If I reboot a worker node in my cluster, I get ton...
# longhorn-storage
c
If I reboot a worker node in my cluster, I get tons of problems about longhorn block devices and file systems becoming unresponsive. It takes at least 10 minutes til some watchdog pulls the plug and the host finally reboots. How comes? Is networking shut down before longhorn?
b
Are you cordoning and evacuating the node prior to reboot?
c
I try to remember this step ...
b
image.png
i
a
always drain a node before rebooting it
c
What about shutting down the whole cluster for some maintenance of the external power supply?
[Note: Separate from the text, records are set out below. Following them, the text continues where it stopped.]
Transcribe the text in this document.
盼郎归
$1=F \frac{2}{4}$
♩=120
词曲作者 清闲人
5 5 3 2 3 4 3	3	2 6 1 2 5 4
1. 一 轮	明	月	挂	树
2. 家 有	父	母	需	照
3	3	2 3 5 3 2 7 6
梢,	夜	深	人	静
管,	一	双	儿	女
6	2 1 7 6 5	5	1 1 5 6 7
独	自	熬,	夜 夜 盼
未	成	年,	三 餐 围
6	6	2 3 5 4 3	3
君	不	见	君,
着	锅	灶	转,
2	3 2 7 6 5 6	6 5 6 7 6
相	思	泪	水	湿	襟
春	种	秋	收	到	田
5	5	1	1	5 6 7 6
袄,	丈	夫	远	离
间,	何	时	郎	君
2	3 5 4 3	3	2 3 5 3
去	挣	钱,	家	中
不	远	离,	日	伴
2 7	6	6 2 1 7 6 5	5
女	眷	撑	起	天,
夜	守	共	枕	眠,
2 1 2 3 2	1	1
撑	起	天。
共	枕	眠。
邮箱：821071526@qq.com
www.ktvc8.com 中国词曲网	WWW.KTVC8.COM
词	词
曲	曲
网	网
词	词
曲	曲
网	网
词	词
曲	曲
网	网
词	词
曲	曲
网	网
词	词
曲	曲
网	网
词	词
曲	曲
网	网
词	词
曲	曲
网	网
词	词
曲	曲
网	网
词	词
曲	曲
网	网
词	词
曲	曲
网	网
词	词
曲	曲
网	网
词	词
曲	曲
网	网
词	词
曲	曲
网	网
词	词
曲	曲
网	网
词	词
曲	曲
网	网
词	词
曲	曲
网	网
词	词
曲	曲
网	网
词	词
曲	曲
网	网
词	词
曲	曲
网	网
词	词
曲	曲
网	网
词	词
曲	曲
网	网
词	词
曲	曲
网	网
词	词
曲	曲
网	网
The default drain policy (block the last replica) won't work, AFAIU. Which drain policy would you suggest?
a
tbh i have never intentionally shut down my entire cluster, the few times it has happened accidentally it has taken some time + some prodding for everything to start back up there is an option which allows the drain if the last replica is stopped which i think is probably the best option for this situation though i havent used it the point about running drain is that it gives k8s some advance warning to move the workloads off that node before it gets shut down if it shuts down without doing that then the cluster + the kubelet on that node still think it has those workloads and it takes time for the various controllers to work out what has happened
b
etcd leader is going to be a problem.
c
Usually I shut down the workers first, then one control plane/etcd node after the other. Start in the opposite sequence, with 3 minutes delay between the management nodes.